Ground Force:
Final Cut Pro Has Changed Our Lives

The BBC’s flagship gardening programme, Ground Force, now in its seventh year, has been busy broadening its horizons. In the past year or so, the show has become a big hit in the US, and recent episodes took place as far afield as the Falkland Islands and Addis Ababa in Ethiopia.

Yet, despite the globetrotting flavour some of the programmes have acquired, many of them were edited about as far from the madding crowd as it’s possible to get — in a small cottage in the heart of rural Norfolk, where dogs, ducks and chickens roam free amongst the cutting-edge hardware and DigiBeta tapes.

The programme’s producer / director, John Thornicroft, along with his partner and the programme’s offline editor, Susan Spivey, have created a post-production facility in their rural home, based around Apple’s Final Cut Pro video editing software.

John explains: “It’s always been a dream of ours to work together from home and Final Cut Pro has given us the means to do it”.

The software runs on a dual-processor Power Mac G4 system attached to a 22-inch Apple Cinema Display. Additional kit includes an iBook and a LaCie d2 FireWire hard drive.

“The key thing about the system is that it's techinically reliable, as wll as an affordable option that works for us.”
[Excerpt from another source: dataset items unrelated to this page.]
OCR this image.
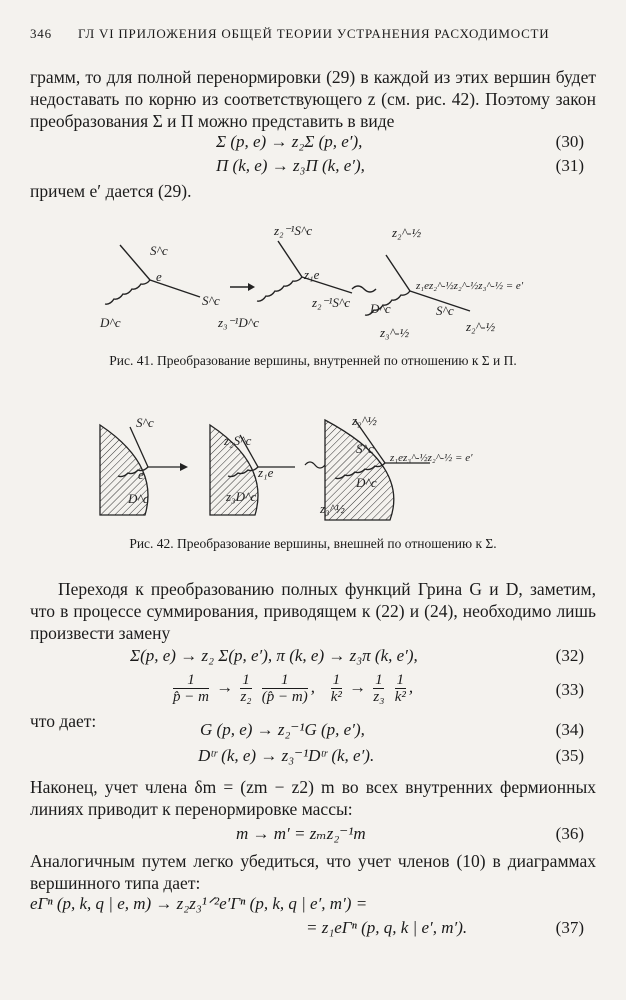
346 ГЛ VI ПРИЛОЖЕНИЯ ОБЩЕЙ ТЕОРИИ УСТРАНЕНИЯ РАСХОДИМОСТИ
грамм, то для полной перенормировки (29) в каждой из этих вершин будет недоставать по корню из соответствующего z (см. рис. 42). Поэтому закон преобразования Σ и Π можно представить в виде
Σ (p, e) → z₂Σ (p, e′),	(30)
Π (k, e) → z₃Π (k, e′),	(31)
причем e′ дается (29).
S^c
e
S^c
D^c
z₂⁻¹S^c
z₁e
z₂⁻¹S^c
z₃⁻¹D^c
~
z₂^-½
z₁ez₂^-½z₂^-½z₃^-½ = e′
D^c	S^c
z₂^-½
z₃^-½
Рис. 41. Преобразование вершины, внутренней по отношению к Σ и Π.
S^c
e
D^c
z₂S^c
z₁e
z₃D^c
~
z₂^½
S^c
z₁ez₃^-½z₂^-½ = e′
D^c
z₃^½
Рис. 42. Преобразование вершины, внешней по отношению к Σ.
Переходя к преобразованию полных функций Грина G и D, заметим, что в процессе суммирования, приводящем к (22) и (24), необходимо лишь произвести замену
Σ(p, e) → z₂ Σ(p, e′), π (k, e) → z₃π (k, e′),	(32)
$\frac{1}{p̂ - m} \to \frac{1}{\text{z₂}}$
$\frac{1}{(p̂ - m)}$ , $\frac{1}{\text{k²}} \to \frac{1}{\text{z₃}}$
$\frac{1}{\text{k²}}$ ,	(33)
что дает:	G (p, e) → z₂⁻¹G (p, e′),	(34)
Dᵗʳ (k, e) → z₃⁻¹Dᵗʳ (k, e′).	(35)
Наконец, учет члена δm = (zm − z2) m во всех внутренних фермионных линиях приводит к перенормировке массы:
m → m′ = zₘz₂⁻¹m	(36)
Аналогичным путем легко убедиться, что учет членов (10) в диаграммах вершинного типа дает:
eΓⁿ (p, k, q | e, m) → z₂z₃¹ᐟ²e′Γⁿ (p, k, q | e′, m′) =
= z₁eΓⁿ (p, q, k | e′, m′).	(37)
The show is shot on DigiBeta with separate DAT sound; both sets of tapes have matching time-of-day timecode. The London-based post-production house where the Ground Force online edit takes place slaves a DAT machine to a DigiBeta player to generate a DV version of all the relevant footage and audio, complete with burnt-in timecode.

Back at the cottage, Spivey uses a Sony DSR20 DV Recorder to digitise the DV tapes via FireWire. At this point, the burnt-in timecode can be used to double-check that the correct timecode has been taken into Final Cut Pro.
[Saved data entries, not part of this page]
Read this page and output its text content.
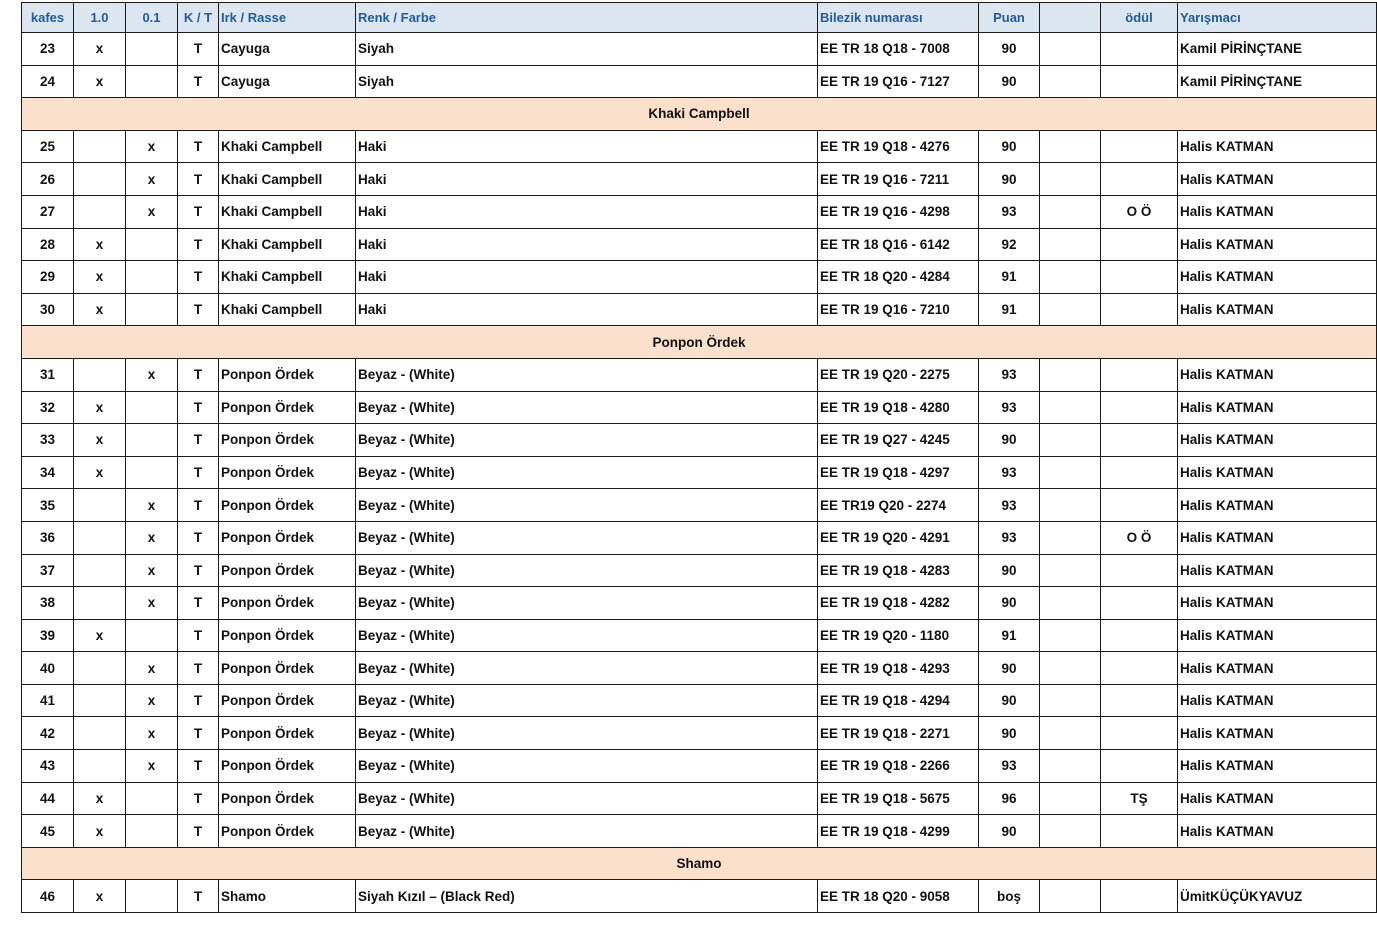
kafes	1.0	0.1	K / T	Irk / Rasse	Renk / Farbe	Bilezik numarası	Puan		ödül	Yarışmacı
23	x		T	Cayuga	Siyah	EE TR 18 Q18 - 7008	90			Kamil PİRİNÇTANE
24	x		T	Cayuga	Siyah	EE TR 19 Q16 - 7127	90			Kamil PİRİNÇTANE
Khaki Campbell										
25		x	T	Khaki Campbell	Haki	EE TR 19 Q18 - 4276	90			Halis KATMAN
26		x	T	Khaki Campbell	Haki	EE TR 19 Q16 - 7211	90			Halis KATMAN
27		x	T	Khaki Campbell	Haki	EE TR 19 Q16 - 4298	93		O Ö	Halis KATMAN
28	x		T	Khaki Campbell	Haki	EE TR 18 Q16 - 6142	92			Halis KATMAN
29	x		T	Khaki Campbell	Haki	EE TR 18 Q20 - 4284	91			Halis KATMAN
30	x		T	Khaki Campbell	Haki	EE TR 19 Q16 - 7210	91			Halis KATMAN
Ponpon Ördek										
31		x	T	Ponpon Ördek	Beyaz - (White)	EE TR 19 Q20 - 2275	93			Halis KATMAN
32	x		T	Ponpon Ördek	Beyaz - (White)	EE TR 19 Q18 - 4280	93			Halis KATMAN
33	x		T	Ponpon Ördek	Beyaz - (White)	EE TR 19 Q27 - 4245	90			Halis KATMAN
34	x		T	Ponpon Ördek	Beyaz - (White)	EE TR 19 Q18 - 4297	93			Halis KATMAN
35		x	T	Ponpon Ördek	Beyaz - (White)	EE TR19 Q20 - 2274	93			Halis KATMAN
36		x	T	Ponpon Ördek	Beyaz - (White)	EE TR 19 Q20 - 4291	93		O Ö	Halis KATMAN
37		x	T	Ponpon Ördek	Beyaz - (White)	EE TR 19 Q18 - 4283	90			Halis KATMAN
38		x	T	Ponpon Ördek	Beyaz - (White)	EE TR 19 Q18 - 4282	90			Halis KATMAN
39	x		T	Ponpon Ördek	Beyaz - (White)	EE TR 19 Q20 - 1180	91			Halis KATMAN
40		x	T	Ponpon Ördek	Beyaz - (White)	EE TR 19 Q18 - 4293	90			Halis KATMAN
41		x	T	Ponpon Ördek	Beyaz - (White)	EE TR 19 Q18 - 4294	90			Halis KATMAN
42		x	T	Ponpon Ördek	Beyaz - (White)	EE TR 19 Q18 - 2271	90			Halis KATMAN
43		x	T	Ponpon Ördek	Beyaz - (White)	EE TR 19 Q18 - 2266	93			Halis KATMAN
44	x		T	Ponpon Ördek	Beyaz - (White)	EE TR 19 Q18 - 5675	96		TŞ	Halis KATMAN
45	x		T	Ponpon Ördek	Beyaz - (White)	EE TR 19 Q18 - 4299	90			Halis KATMAN
Shamo										
46	x		T	Shamo	Siyah Kızıl – (Black Red)	EE TR 18 Q20 - 9058	boş			ÜmitKÜÇÜKYAVUZ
Spivey says of the Apple software: “There are lots of different things about the software that make it good to work with. For instance, the fact that projects are displayed on one screen. As a professional editor working with systems such as Avid and Lightworks in the past, I have had to work with two-screen displays; I prefer one screen and, of course, it takes up less space.

“The system is simple. I like the fact that we’re only dealing with one FireWire input rather than all the masses of plugs and cables that seem to go with other systems.

“I also love the dual-processing aspects of FCP. For example, I can write notes for the online edit at the same time as having Final Cut Pro projects open, or I can have more than one FCP project open at the same time, or use the same graphics and music across multiple projects”.

Thornicroft adds: “The key thing about the system is that it’s technically reliable, as well as an affordable option that works for us”.

At home.

Once the Ground Force cut is complete, it is output to VHS to create viewing copies, while Thornicroft transfers QuickTime versions onto his iBook to write the commentary.

Spivey downloads an OMF on to DVD-RAM for the audio dub and an Edit Decision List (EDL) is generated for the Avid online. Then it’s off to London for Thornicroft to complete the sound mix and online edit.

Linking Final Cut Pro with the Avid setup is straightforward. Thornicroft says: “The post house in London work well with our EDLs, which we email to them on completion of the project”.

Spivey is equally as enthusiastic about the new setup: “To date, I have cut 36 revisits [the 3-minute segments that depict the team revisiting a garden they have created], nine regular episodes, two Ground Force America one-hour programmes, an hour-long special shot in Jamaica, and a two-year project called Charlie and the Duchess, about the creation of a £14million garden by the Duchess of Northumberland. Because of the extended shooting period, we were able to return to this project as and when we needed to, and save all the costs of having to re-hire Avid suites and re-load material periodically at post-production houses”.

“Final Cut Pro has changed our lives — it’s always been a dream of ours to work together from home and FCP has given us the means to do it.”

FCP has proved affordable, robust and easy to integrate with other systems used in the project, but what has really won it points is its flexibility. “Take a typical day”, says Spivey, “we can both be together at the cottage working, with dogs, chickens and ducks scattered all around. Previously, we both had to be in London, staying in the flat during the week and travelling out here on the weekend. John still has to spend time at onlines, dubs, shoots and sessions with the other offline editor, but at least some of the time we’re here together”.

Thornicroft adds: “Final Cut Pro has changed our lives — it’s always been a dream of ours to work together from home and FCP has given us the means to do it”.